Hangi (a dish that includes lamb, seafood, pumpkin, chicken, sweet potatoes and pork cooked in an earthen oven).

The most famous feature of Maori cuisine is hanga. This is the name of the earthen oven where hot dishes are cooked, and the dish of meat and root vegetables itself, which is cooked in the ground. The natives of New Zealand still avoid newfangled electric stoves and microwaves.

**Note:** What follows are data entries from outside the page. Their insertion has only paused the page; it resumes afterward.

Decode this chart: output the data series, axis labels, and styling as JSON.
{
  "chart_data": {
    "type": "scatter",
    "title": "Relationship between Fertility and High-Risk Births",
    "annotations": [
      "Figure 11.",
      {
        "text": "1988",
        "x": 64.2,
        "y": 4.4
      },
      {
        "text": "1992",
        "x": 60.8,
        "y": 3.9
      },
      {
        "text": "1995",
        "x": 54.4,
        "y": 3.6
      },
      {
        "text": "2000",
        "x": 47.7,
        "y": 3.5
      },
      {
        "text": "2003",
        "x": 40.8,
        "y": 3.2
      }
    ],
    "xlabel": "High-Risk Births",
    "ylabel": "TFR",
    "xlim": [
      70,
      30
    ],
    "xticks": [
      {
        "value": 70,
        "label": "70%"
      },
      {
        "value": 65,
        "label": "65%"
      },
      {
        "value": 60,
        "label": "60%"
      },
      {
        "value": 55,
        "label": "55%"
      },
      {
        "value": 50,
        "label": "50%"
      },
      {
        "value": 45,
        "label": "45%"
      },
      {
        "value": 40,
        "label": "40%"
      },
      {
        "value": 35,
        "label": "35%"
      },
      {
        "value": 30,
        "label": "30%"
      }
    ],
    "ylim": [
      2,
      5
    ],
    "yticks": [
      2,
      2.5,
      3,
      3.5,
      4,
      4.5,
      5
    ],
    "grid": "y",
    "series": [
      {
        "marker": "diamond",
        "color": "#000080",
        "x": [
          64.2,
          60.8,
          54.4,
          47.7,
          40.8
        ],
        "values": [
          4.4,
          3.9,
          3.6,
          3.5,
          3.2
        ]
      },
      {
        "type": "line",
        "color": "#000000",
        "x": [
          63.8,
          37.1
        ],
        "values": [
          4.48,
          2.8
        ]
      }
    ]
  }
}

The Maori people worship the earth as “food-giving,” so it is customary to cook in an earthen pit where firewood and stones are piled up, the firewood is allowed to burn, pieces of meat wrapped in leaves, chopped vegetables and root vegetables (for example, potatoes) are laid out on the stones, and everything is sprinkled with earth, leaves and branches. The dish is cooked in this kind of “fryer” for 3-4 hours, but there is no risk that it will be overcooked or overcooked.

Of course, today hanga has been modernized: a basket is placed on the stones, and foil is used instead of leaves. However, the principle of cooking and the taste of the dish remains the same: tender meat and juicy vegetables in their own juice with the aroma of smoke and earth. Many resorts offer hanga to tourists, but given the length of time it takes to prepare, it is usually made for a large company on holidays.

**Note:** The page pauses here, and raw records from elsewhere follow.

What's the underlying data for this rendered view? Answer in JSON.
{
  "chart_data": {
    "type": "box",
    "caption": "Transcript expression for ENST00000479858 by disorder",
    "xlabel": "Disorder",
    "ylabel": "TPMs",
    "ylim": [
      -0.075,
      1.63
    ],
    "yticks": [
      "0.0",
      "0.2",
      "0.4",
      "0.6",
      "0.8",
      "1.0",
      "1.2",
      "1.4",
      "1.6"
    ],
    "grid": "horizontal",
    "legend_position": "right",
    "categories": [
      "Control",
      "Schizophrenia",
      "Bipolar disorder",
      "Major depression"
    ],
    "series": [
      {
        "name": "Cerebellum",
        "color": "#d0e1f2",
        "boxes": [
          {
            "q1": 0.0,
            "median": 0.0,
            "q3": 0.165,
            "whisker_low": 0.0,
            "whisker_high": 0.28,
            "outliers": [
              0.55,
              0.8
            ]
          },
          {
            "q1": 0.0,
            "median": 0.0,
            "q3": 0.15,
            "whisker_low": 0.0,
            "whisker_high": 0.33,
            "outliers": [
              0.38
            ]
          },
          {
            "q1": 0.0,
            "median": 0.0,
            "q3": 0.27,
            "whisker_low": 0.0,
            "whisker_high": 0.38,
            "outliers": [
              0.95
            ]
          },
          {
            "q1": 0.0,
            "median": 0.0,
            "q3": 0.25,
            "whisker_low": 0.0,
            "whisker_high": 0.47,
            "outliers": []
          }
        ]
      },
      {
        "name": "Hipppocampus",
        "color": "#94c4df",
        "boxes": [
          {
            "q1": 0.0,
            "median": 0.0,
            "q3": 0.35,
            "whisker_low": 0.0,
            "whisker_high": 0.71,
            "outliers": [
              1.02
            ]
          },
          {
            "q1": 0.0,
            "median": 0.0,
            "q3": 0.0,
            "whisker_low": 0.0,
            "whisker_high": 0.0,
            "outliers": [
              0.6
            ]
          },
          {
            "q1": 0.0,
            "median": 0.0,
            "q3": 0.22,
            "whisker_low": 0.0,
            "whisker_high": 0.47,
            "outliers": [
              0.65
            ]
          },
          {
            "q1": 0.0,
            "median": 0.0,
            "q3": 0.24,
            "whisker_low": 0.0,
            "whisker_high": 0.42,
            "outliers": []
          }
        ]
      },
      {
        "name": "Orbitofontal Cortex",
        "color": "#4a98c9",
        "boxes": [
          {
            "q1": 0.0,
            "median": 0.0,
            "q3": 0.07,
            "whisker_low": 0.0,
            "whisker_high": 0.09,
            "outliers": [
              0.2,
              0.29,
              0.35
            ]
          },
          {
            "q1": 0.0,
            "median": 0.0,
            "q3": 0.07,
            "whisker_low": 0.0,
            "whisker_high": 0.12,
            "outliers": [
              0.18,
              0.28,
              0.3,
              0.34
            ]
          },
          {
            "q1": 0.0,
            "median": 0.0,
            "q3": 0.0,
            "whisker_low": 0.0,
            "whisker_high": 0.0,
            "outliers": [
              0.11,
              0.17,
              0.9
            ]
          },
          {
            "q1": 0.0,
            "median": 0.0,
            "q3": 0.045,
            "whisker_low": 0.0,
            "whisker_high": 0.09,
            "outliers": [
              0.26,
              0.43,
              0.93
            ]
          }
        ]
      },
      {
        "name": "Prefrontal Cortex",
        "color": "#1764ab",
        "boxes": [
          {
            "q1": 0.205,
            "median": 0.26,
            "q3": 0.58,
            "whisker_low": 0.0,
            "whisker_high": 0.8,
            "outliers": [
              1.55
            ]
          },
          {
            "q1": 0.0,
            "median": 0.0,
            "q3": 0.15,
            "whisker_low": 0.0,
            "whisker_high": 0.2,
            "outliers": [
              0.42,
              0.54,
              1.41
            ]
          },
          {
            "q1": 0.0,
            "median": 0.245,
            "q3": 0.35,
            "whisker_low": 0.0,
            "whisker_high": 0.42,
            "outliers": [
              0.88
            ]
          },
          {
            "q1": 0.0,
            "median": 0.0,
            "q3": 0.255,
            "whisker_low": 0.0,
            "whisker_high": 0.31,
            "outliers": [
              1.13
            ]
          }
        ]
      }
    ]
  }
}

The composition of the dishes can be very diverse, so if you are drawn to the exotic in New Zealand, make sure in advance that all the ingredients in the future hanga suit you.

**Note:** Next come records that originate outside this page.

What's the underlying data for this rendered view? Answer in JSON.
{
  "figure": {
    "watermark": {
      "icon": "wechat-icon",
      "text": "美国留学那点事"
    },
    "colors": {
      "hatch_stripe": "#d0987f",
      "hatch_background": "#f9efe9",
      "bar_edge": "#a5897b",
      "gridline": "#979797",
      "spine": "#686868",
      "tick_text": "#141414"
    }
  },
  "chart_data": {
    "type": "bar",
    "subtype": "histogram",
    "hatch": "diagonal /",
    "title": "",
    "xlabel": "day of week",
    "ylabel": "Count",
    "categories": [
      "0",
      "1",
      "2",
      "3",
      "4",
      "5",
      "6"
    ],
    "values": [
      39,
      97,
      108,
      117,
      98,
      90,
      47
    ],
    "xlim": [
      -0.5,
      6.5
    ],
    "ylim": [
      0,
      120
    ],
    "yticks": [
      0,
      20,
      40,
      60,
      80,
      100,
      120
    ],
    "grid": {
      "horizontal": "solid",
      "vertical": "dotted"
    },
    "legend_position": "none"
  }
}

Today, it enjoys unprecedented popularity not only on this continent but also in Europe. It is a type of sweet potato that has been grown in New Zealand since the 10th century. It is usually baked and fried in oil, but New Zealanders also mash it and add it to soup and pies. Kumara is rich in vitamin A and C, substances with anti-cancer properties, and helps to remove heavy metals from the body.

Roastkumara

Maori boil-up is an authentic dish of the Maori, an indigenous tribe of New Zealand. It is usually made from pork with the addition of potatoes, sweet potatoes, dumplings, and a dandelion-like plant called puha.

Maori boil-up

Fish and chips are fish and fried potatoes, the most popular takeaway food in New Zealand. Traditionally, fish and chips were served in a newspaper wrapper. With the decline of the printed press, this custom disappeared. The exact time when this dish took root in the cuisine of New Zealand is unknown, but all historians recognize that the first fish and chips shops were opened by British settlers before the First World War. During the XX century, such shops spread so much that almost every small town and suburb in New Zealand had at least one Fish and Chips shop. As in Britain, Friday night is considered a traditional time for eating fish.